Even with the improvement, however, the trade gap marked the second-biggest monthly deficit on record, the Commerce Department reported yesterday.
"The trade deficit narrowed in January. Whoopee," said economist Joel Naroff, president of Naroff Economic Advisors. "The decline in the trade deficit may look nice, but the level is so outrageous that it's hard to get excited."
The deficit slimmed down by 8.4 percent in January from December's record $44.9 billion.
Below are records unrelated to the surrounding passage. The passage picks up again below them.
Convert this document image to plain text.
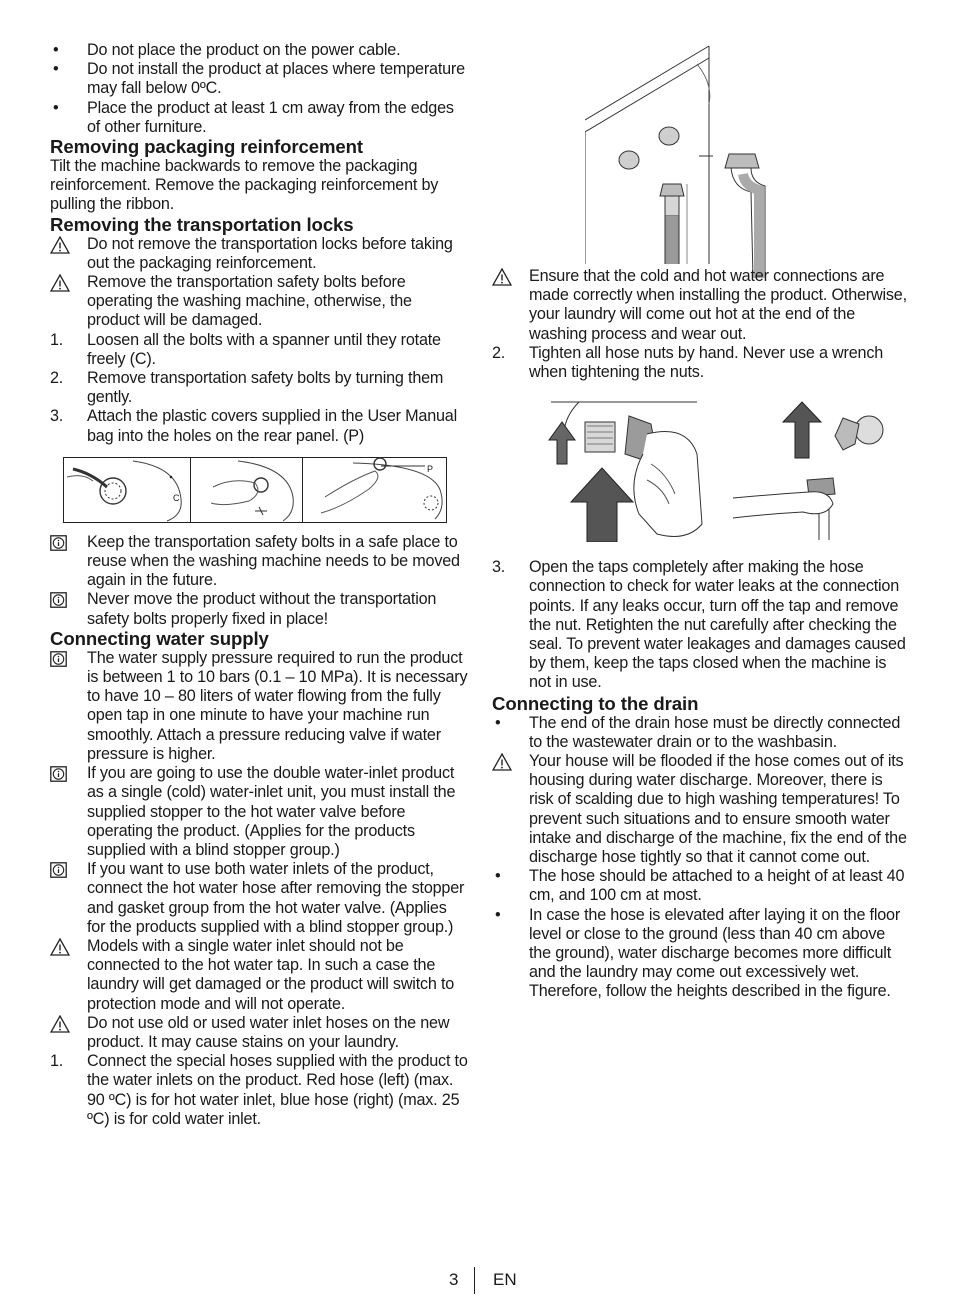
•	Do not place the product on the power cable.
•	Do not install the product at places where temperature may fall below 0ºC.
•	Place the product at least 1 cm away from the edges of other furniture.
Removing packaging reinforcement

Tilt the machine backwards to remove the packaging reinforcement. Remove the packaging reinforcement by pulling the ribbon.

Removing the transportation locks
Do not remove the transportation locks before taking out the packaging reinforcement.
Remove the transportation safety bolts before operating the washing machine, otherwise, the product will be damaged.
1.	Loosen all the bolts with a spanner until they rotate freely (C).
2.	Remove transportation safety bolts by turning them gently.
3.	Attach the plastic covers supplied in the User Manual bag into the holes on the rear panel. (P)
C
P
Keep the transportation safety bolts in a safe place to reuse when the washing machine needs to be moved again in the future.
Never move the product without the transportation safety bolts properly fixed in place!
Connecting water supply
The water supply pressure required to run the product is between 1 to 10 bars (0.1 – 10 MPa). It is necessary to have 10 – 80 liters of water flowing from the fully open tap in one minute to have your machine run smoothly. Attach a pressure reducing valve if water pressure is higher.
If you are going to use the double water-inlet product as a single (cold) water-inlet unit, you must install the supplied stopper to the hot water valve before operating the product. (Applies for the products supplied with a blind stopper group.)
If you want to use both water inlets of the product, connect the hot water hose after removing the stopper and gasket group from the hot water valve. (Applies for the products supplied with a blind stopper group.)
Models with a single water inlet should not be connected to the hot water tap. In such a case the laundry will get damaged or the product will switch to protection mode and will not operate.
Do not use old or used water inlet hoses on the new product. It may cause stains on your laundry.
1.	Connect the special hoses supplied with the product to the water inlets on the product. Red hose (left) (max. 90 ºC) is for hot water inlet, blue hose (right) (max. 25 ºC) is for cold water inlet.
Ensure that the cold and hot water connections are made correctly when installing the product. Otherwise, your laundry will come out hot at the end of the washing process and wear out.
2.	Tighten all hose nuts by hand. Never use a wrench when tightening the nuts.
3.	Open the taps completely after making the hose connection to check for water leaks at the connection points. If any leaks occur, turn off the tap and remove the nut. Retighten the nut carefully after checking the seal. To prevent water leakages and damages caused by them, keep the taps closed when the machine is not in use.
Connecting to the drain
•	The end of the drain hose must be directly connected to the wastewater drain or to the washbasin.
Your house will be flooded if the hose comes out of its housing during water discharge. Moreover, there is risk of scalding due to high washing temperatures! To prevent such situations and to ensure smooth water intake and discharge of the machine, fix the end of the discharge hose tightly so that it cannot come out.
•	The hose should be attached to a height of at least 40 cm, and 100 cm at most.
•	In case the hose is elevated after laying it on the floor level or close to the ground (less than 40 cm above the ground), water discharge becomes more difficult and the laundry may come out excessively wet. Therefore, follow the heights described in the figure.
3 EN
The gap narrowed as U.S. exports rose, helped out by a weaker U.S. dollar, and imports fell, reflecting the more cautious mood of American consumers and businesses.
Exports of goods and services went up by 1.6 percent to $81.9 billion in January.
Exports of industrial supplies, including chemicals and steel, increased to $14 billion, the highest level since April 2001. Overseas sales of U.S.-made consumer products a broad category that includes household appliances, cosmetics and furniture rose to $7.4 billion, the best showing since May 2001.
The dollar has lost altitude over the past year, a good development for U.S. exporters because it makes their products more competitive on foreign markets and less expensive for overseas buyers.
"Certain fundamentals are beginning to move in a positive direction, including the 12 percent decline of the dollar over the past year," said National Association of Manufacturers President Jerry Jasinowski.
But weak economic growth overseas, especially in Europe, means that export growth probably won't really pick up until the second half of this year assuming the geopolitical situation stabilizes, he added.
The narrowing of the trade deficit came even as the average price of imported crude oil jumped to $27.73 a barrel in January, the highest price since November 2000.
January's per barrel price was $3.58 higher than December's, marking the largest one-month gain since September-October 1990. Fears about a potential war with Iraq are contributing to higher energy prices.
Imports of goods and services, meanwhile, dropped by 2 percent in January to $123 billion, reflecting Americans' weaker demand for a wide variety of foreign-made goods amid economic jitters at home.
Sales of foreign-made cars to the United States dropped by $863 million to $16.8 billion in January.
Imports of consumer goods, including TVs, VCRs and household appliances, also lost ground, declining to $26.9 billion in January.
Imported capital goods, such as airplanes and telecommunications equipment, went down by $270 million to $24.3 billion in January.
To combat the trade deficit, the Bush administration says the United States should seek to boost American exports by attacking foreign trade barriers, rather than raising barriers to imports coming into the country.
The United States has free-trade agreements with Mexico and Canada, its partners in the North American Free Trade Agreement, and with Israel and Jordan, deals that were struck in an effort to promote economic development in the Middle East.